Einleitung

Multiple Sklerose (auch "MS" abgekürzt) ist eine chronische Erkrankung, die durch entzündliche Veränderungen und Abbauprozesse im zentralen Nervensystem charakterisiert ist.

Dieses Nachschlagewerk soll allgemein verständlich und so klar wie möglich die wissenschaftlichen Belege darstellen für:
  • die Entstehung und die Beschwerden bei MS
  • die Sicherung der Diagnose von MS
  • den Verlauf der MS
  • Wirkungen und Nebenwirkungen der MS-Therapien
Damit soll dieses digitale Nachschlagewerk eine Hilfe zur Entscheidungsfindung für oder gegen eine Immuntherapie sein. Dieses Nachschlagewerk  bemüht sich darum, wissenschaftlich begründetes Wissen über MS und MS-Therapien darzulegen. Dies erfolgt Schritt für Schritt durch eine evidenzbasierte Aufbereitung auf Grundlage der aktuell best verfügbaren Literatur. Diese sogenannten systematischen Ãœbersichtsarbeiten sollen ebenfalls verfügbar gemacht werden.

Dabei werden schon jetzt zahlreiche wissenschaftliche Ungewissheiten genannt. Vieles wirkt dabei ernüchternd. Insgesamt kann dieses Nachschlagewerk  aber nur ein Baustein in einem Therapie-Entscheidungsprozess sein. Idealerweise wird die Arbeit mit dem Nachschlagewerk begleitet von einer MS-Schwester und einem Arzt, anderen Betroffenen sowie Angehörigen und Freunden. Ziel muss es dabei sein, die für sich persönlich beste Entscheidung zu finden, dabei muss diese nicht immer die medizinisch vernünftigste Entscheidung sein.

Zu den Begrifflichkeiten

Die Wahl der männlichen Form in den Formulierungen „Patient“ und „Behandelter“ erfolgt nur der Einfachheit halber. Im Nachschlagewerk wird zur Beschreibung MS-Erkrankter vor allem der Begriff „Patient“ benutzt. Dabei sind sich die Autoren der Unzulänglichkeit des Begriffs bewusst. Der Begriff „Patient“ meint wörtlich „passiv leidend“ oder „geduldig“ und entspricht nicht unserem Bild von den Lesern dieses Nachschlagewerks.

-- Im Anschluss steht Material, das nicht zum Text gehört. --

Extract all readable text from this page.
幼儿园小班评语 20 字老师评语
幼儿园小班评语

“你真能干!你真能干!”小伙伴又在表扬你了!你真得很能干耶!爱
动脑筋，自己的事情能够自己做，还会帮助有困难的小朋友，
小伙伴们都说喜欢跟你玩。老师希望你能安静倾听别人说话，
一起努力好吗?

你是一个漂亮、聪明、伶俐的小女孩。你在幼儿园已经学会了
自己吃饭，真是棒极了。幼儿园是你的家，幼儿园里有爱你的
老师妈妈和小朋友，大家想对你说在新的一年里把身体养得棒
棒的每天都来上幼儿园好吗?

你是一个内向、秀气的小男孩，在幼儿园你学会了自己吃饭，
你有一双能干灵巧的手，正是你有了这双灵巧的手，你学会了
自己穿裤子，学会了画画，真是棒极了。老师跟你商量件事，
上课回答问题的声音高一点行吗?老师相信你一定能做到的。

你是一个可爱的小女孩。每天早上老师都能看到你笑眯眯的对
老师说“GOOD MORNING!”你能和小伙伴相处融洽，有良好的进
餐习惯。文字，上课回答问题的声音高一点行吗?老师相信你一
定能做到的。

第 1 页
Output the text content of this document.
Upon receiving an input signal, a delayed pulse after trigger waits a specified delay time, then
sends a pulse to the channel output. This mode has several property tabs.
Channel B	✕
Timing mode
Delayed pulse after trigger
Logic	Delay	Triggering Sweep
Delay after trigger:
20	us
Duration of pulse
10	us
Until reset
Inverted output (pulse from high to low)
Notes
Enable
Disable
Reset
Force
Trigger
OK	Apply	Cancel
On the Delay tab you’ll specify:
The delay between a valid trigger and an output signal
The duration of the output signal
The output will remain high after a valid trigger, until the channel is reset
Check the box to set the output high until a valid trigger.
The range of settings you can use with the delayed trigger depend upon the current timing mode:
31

Er enthält auch eine Rollendefinition, weil ein Patient jemand ist, der sich einem Arzt oder einem anderen Gesundheitsversorger vorstellt. Insofern wäre der Begriff „Betroffener“ oft angemessener, weil hier keine Rollendefinition enthalten ist, sondern nur gesagt wird: dies ist ein Mensch mit MS. Von „MS betroffene Menschen“, über die in Studien berichtet wird, sind in erster Linie Teilnehmer und nicht unbedingt „Patienten“. Dennoch entschieden sich die Autoren zumeist von „Patienten“ zu sprechen, um die anspruchsvolle Lektüre nicht zusätzlich zu verkomplizieren. Der Begriff der „Beeinträchtigung“ wird benutzt, weil in den Studien zumeist funktionelle Beeinträchtigungen über kurze Zeiträume gemessen wurden. Unter „Behinderung“ verstehen wir demgegenüber die Summe aller bleibenden Beeinträchtigungen mit ihren Folgen für ein selbstständiges Leben.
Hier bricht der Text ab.